Le lendemain, après un petit-déjeuner solitaire, j'ai pris le bus pour rejoindre la station de radio. La matinée a filé entre discussions d'équipe et mise en place de l'émission. Le thème choisi n'était pas anodin : « Les épreuves d'une femme mariée à un homme de glace. » Je m'étais toujours exprimée sans détour à l'antenne, et cette sincérité avait séduit un public fidèle. Ce jour-là, j'ai décidé de ne plus cacher ma propre histoire.
J'ai ajusté mon casque, inspiré profondément et déclaré :
« Ce sujet me concerne directement. J'ai moi-même épousé un homme qui n'a jamais su m'aimer. J'étais jeune, j'espérais que le temps changerait les choses. Je me trompais. D'autres couples, peut-être, ont trouvé un chemin vers l'harmonie, mais pas moi. Mon choix a été une erreur. »
Ma voix vibrait de regrets, et mes mots, teintés d'ironie et d'amertume, ont déclenché une pluie d'appels : des femmes brisées, des témoignages de mariages sans amour, des malédictions lancées contre mon époux. Même la musique choisie ce jour-là ne parlait que de rupture et de vengeance.
Étrangement, cette émission m'a apaisée. L'indignation collective contre mon mari m'avait réchauffé le cœur. J'y ai puisé une force nouvelle, au point de consacrer toute la semaine à des thèmes semblables : « Comment faire payer un époux insensible ? », « La renaissance après un divorce », « Retrouver l'amour après l'échec. » À mesure que les jours passaient, mon moral s'éclaircissait.

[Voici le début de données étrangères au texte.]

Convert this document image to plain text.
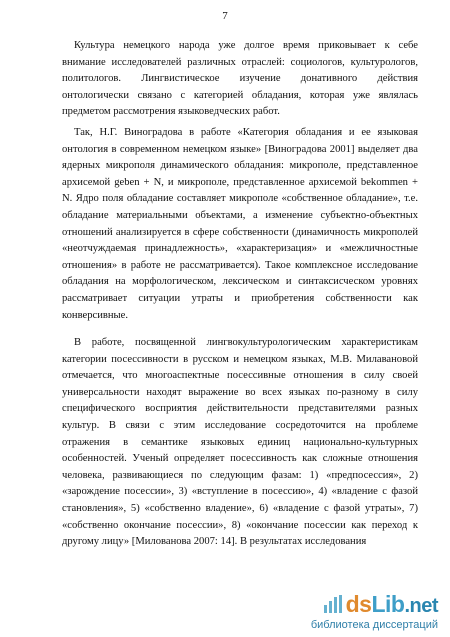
7
Культура немецкого народа уже долгое время приковывает к себе
внимание исследователей различных отраслей: социологов, культурологов,
политологов. Лингвистическое изучение донативного действия
онтологически связано с категорией обладания, которая уже являлась
предметом рассмотрения языковедческих работ.
Так, Н.Г. Виноградова в работе «Категория обладания и ее языковая
онтология в современном немецком языке» [Виноградова 2001] выделяет два
ядерных микрополя динамического обладания: микрополе, представленное
архисемой geben + N, и микрополе, представленное архисемой bekommen +
N. Ядро поля обладание составляет микрополе «собственное обладание», т.е.
обладание материальными объектами, а изменение субъектно-объектных
отношений анализируется в сфере собственности (динамичность микрополей
«неотчуждаемая принадлежность», «характеризация» и «межличностные
отношения» в работе не рассматривается). Такое комплексное исследование
обладания на морфологическом, лексическом и синтаксисческом уровнях
рассматривает ситуации утраты и приобретения собственности как
конверсивные.
В работе, посвященной лингвокультурологическим характеристикам
категории посессивности в русском и немецком языках, М.В. Милавановой
отмечается, что многоаспектные посессивные отношения в силу своей
универсальности находят выражение во всех языках по-разному в силу
специфического восприятия действительности представителями разных
культур. В связи с этим исследование сосредоточится на проблеме
отражения в семантике языковых единиц национально-культурных
особенностей. Ученый определяет посессивность как сложные отношения
человека, развивающиеся по следующим фазам: 1) «предпосессия», 2)
«зарождение посессии», 3) «вступление в посессию», 4) «владение с фазой
становления», 5) «собственно владение», 6) «владение с фазой утраты», 7)
«собственно окончание посессии», 8) «окончание посессии как переход к
другому лицу» [Милованова 2007: 14]. В результатах исследования
dsLib.net
библиотека диссертаций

Ainsi, quand arriva mon rendez-vous chez le dentiste, je m'y rendis presque joyeuse, magazine d'art étranger en main, loin de tout ce qui rappelait mon passé. Je patientais, captivée par les reproductions de toiles anciennes, lorsque la réceptionniste m'appela enfin :
« Slime Nadia, salle numéro deux. »
Je me suis levée avec assurance. Mais cette confiance s'est aussitôt effondrée lorsque j'ai découvert, derrière la porte, un vieil homme au regard sévère, et non le Dr Yves que j'attendais. Une peur sourde m'a envahie.
« Excusez-moi... je reviens. »
Je suis retournée précipitamment à l'accueil.
« J'avais rendez-vous avec le Dr Yves. Pourquoi m'envoie-t-on vers un autre praticien ? »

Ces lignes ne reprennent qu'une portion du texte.